Article and Photography by Jose Morales
Venice, Italy – Few cities in the world spark feelings of romanticism as strongly as Venice. This archipelago paradise, comprised of 118 mini-islands, sits in the shallow waters of the Venetian Lagoon in the north of Italy. The “Floating City” or “City of Canals” is a UNESCO World Heritage Site distinguished by its beautiful architecture and close relationship with the creative arts. At the core of this relationship is one of Venice’s most renowned traditions: Carnevale di Venezia.
The Carnival of Venice traces its origins to the year 1162 when the people of the city gathered in San Marco Square to celebrate their victory against the Patriarch of Aquileia. Thereafter, the festival continued, becoming official during the Renaissance period that started in the 14th century, and where Venice played a significant role in the history of art, symphonic music and opera.
During the 18th century, the carnival became world-famous due to its lavish baroque costumes, and intricate masks. Though the use of masks in Venice dated back to earlier centuries, the practice re-emerged during this period as the symbol of the carnival. People were allowed to wear masks from Ascension (October 5) to Shrove Tuesday (in either February or March), which marked the end of the carnival season.
Travelers from all over the world were seduced by the Carnevale di Venezia and its celebration of hedonism, the masks shielding their wearer’s identity during promiscuous and decadent activities. Under the concealment of identity, Venice -a city enjoying a high standard of living during this period- became even more self-indulgent. With a large number of travelers coming through the city, sexual promiscuity became rampant and acceptable. Gambling became common, fashion more daring, and homosexuality, though not acceptable in public, was embraced in private. Carnival also became a way to escape the calamities of the times. Due to the demand for masks, mask makers held a distinctive position in society, protected by their own laws, and with their own guild.
In 1797, the festival and the use of masks were outlawed by the Holy Roman Emperor, Francis II. The carnival lost its popularity. Though it reappeared briefly during the 19th century in private events, it was not until 1979 when the Italian government officially re-established it due to its cultural and historical significance. This resulted not only in the revival of the carnival’s romanticism but also in a boom for the tourism industry in Venice. Today, approximately 3 million people visit Venice for carnival.
The art of creating these Italian masks is an elaborate one. There are as many as 18 different types of masks, some traditional to Carnevale and others to the Commedia dell’Arte (Art of Comedy), and which represent characters, professions, and the folklore of different Italian cities. Traditionally, the masks are made using gesso and gold leaf and then are hand-painted. Gems, stones, feathers, and other applications can be used for decoration. These masks, which preserve the traditional craftsmanship of Venice, are understandably higher in price when compared to the ones massed produced in the United States, and China.
The Best Mask Contest takes place daily during the Carnival of Venice. Winners are chosen twice a day in St. Mark’s Square based on the creativity of their costumes.

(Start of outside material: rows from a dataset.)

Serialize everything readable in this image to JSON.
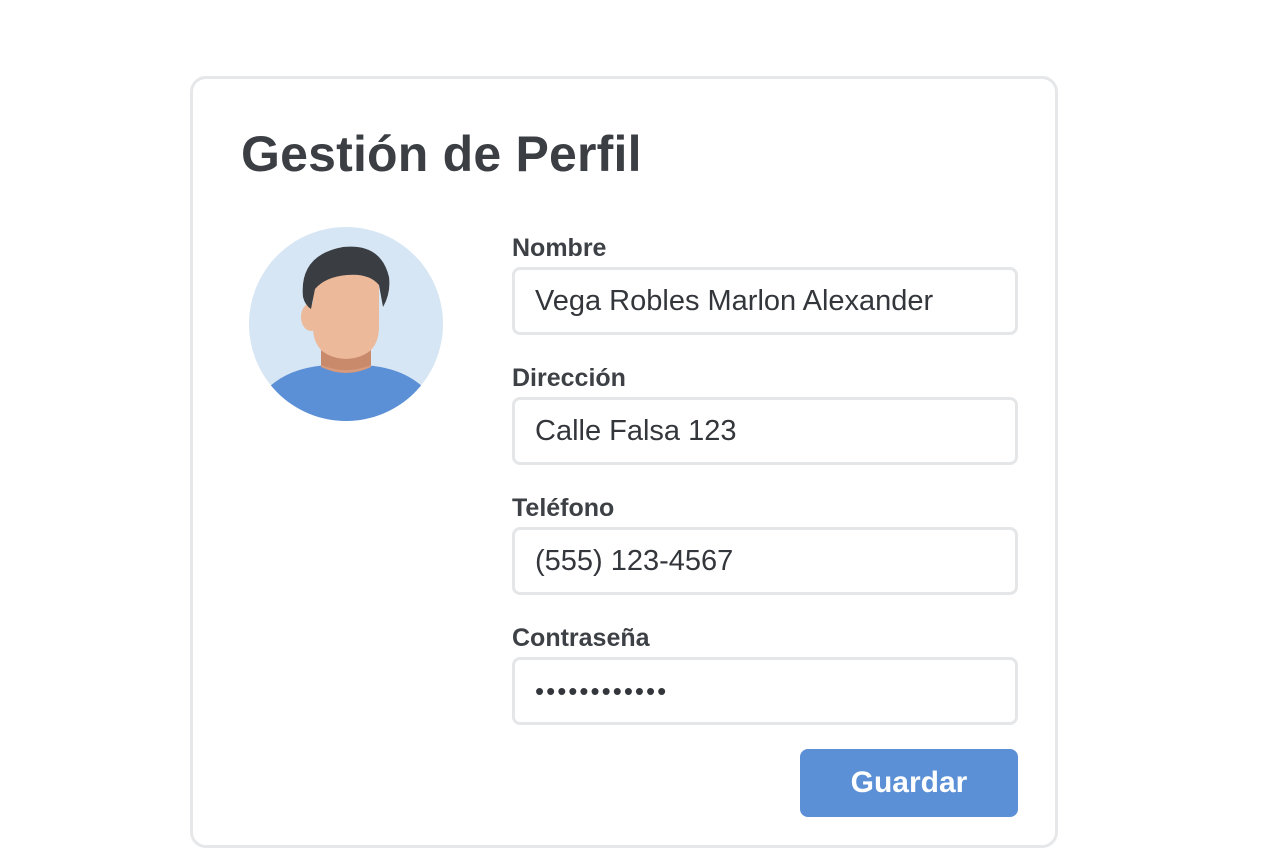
{
  "profile": {
    "title": "Gestión de Perfil",
    "avatar_icon": "user-avatar-icon",
    "fields": {
      "name": {
        "label": "Nombre",
        "value": "Vega Robles Marlon Alexander"
      },
      "address": {
        "label": "Dirección",
        "value": "Calle Falsa 123"
      },
      "phone": {
        "label": "Teléfono",
        "value": "(555) 123-4567"
      },
      "password": {
        "label": "Contraseña",
        "value": "aaaaaaaaaaaa"
      }
    },
    "save_label": "Guardar"
  },
  "colors": {
    "accent": "#5b8fd6",
    "avatar_bg": "#d6e6f4",
    "skin": "#ecb99b",
    "hair": "#3a3d42",
    "shirt": "#5b8fd6",
    "border": "#e6e7e9"
  }
}
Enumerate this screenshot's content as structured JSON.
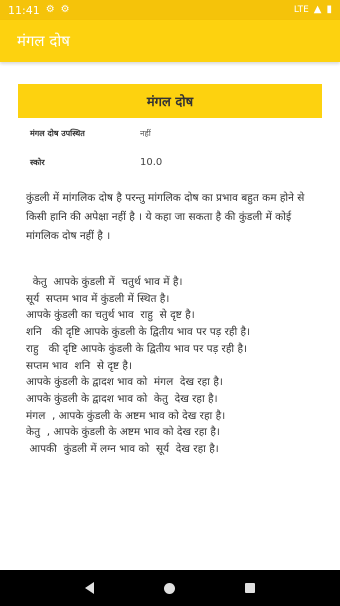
{
  "status_bar": {
    "time": "11:41",
    "icons": [
      "gear-icon",
      "gear-icon"
    ],
    "right_text": "LTE",
    "right_icons": [
      "signal-icon",
      "battery-icon"
    ]
  },
  "app_bar": {
    "title": "मंगल दोष"
  },
  "card": {
    "heading": "मंगल दोष"
  },
  "info": {
    "present_label": "मंगल दोष उपस्थित",
    "present_value": "नहीं",
    "score_label": "स्कोर",
    "score_value": "10.0"
  },
  "description": "कुंडली में मांगलिक दोष है परन्तु मांगलिक दोष का प्रभाव बहुत कम होने से किसी हानि की अपेक्षा नहीं है । ये कहा जा सकता है की कुंडली में कोई मांगलिक दोष नहीं है ।",
  "lines": [
    "  केतु  आपके कुंडली में  चतुर्थ भाव में है।",
    "सूर्य  सप्तम भाव में कुंडली में स्थित है।",
    "आपके कुंडली का चतुर्थ भाव  राहु  से दृष्ट है।",
    "शनि   की दृष्टि आपके कुंडली के द्वितीय भाव पर पड़ रही है।",
    "राहु   की दृष्टि आपके कुंडली के द्वितीय भाव पर पड़ रही है।",
    "सप्तम भाव  शनि  से दृष्ट है।",
    "आपके कुंडली के द्वादश भाव को  मंगल  देख रहा है।",
    "आपके कुंडली के द्वादश भाव को  केतु  देख रहा है।",
    "मंगल  , आपके कुंडली के अष्टम भाव को देख रहा है।",
    "केतु  , आपके कुंडली के अष्टम भाव को देख रहा है।",
    " आपकी  कुंडली में लग्न भाव को  सूर्य  देख रहा है।"
  ],
  "nav": {
    "back_icon": "back-icon",
    "home_icon": "home-icon",
    "recent_icon": "recent-apps-icon"
  }
}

On the final day of the contest, a jury of experts chooses two winners based on best-masked costume, and best-masked costume per the theme of the carnival during that year.
A grand event not to be missed is the Festa Veneziana which is held over a two-day period on the Cannaregio Canal and the Grand Canal, respectively. This is the opening event to the carnival, where dozens of unique boats glide down the canal featuring aquatic performances, music, and dance.
Roaming the small alleys of Venice during carnival is not only a magical and romantic experience but also a festive one. Though a far cry from the decadent behaviors of the past, the streets become alive at night time with multiple events being held throughout the city. Stages are raised in the plazas with DJ’s blasting their music away under the open sky, and hole-in-the-wall little wine bars popping up everywhere.
Other popular events during this time include grand masquerade balls. Though many of the activities during Carnevale are free, the balls are extravaganzas that most likely will require a fee for you to attend. If looking to hold your own private event, the organizers of the Venice Carnival can help you to arrange a night never to forget.
Venice is an extraordinary city – vibrant with culture, art, and history. During Carnevale di Venezia, Venice’s magical charm becomes even more memorable. For an adventure you will never forget, the Carnival of Venice is an event not to be missed, and one that every cultural connoisseur, or those aspiring to be, should experience and be part of at least once in their lives. – GM
Dedicated to the memory of our beloved friend Faizal Coto. You told us that visiting Venice was a dream come true for you, and we are so blessed to have shared that moment with you. We miss you. We will always have you in our hearts.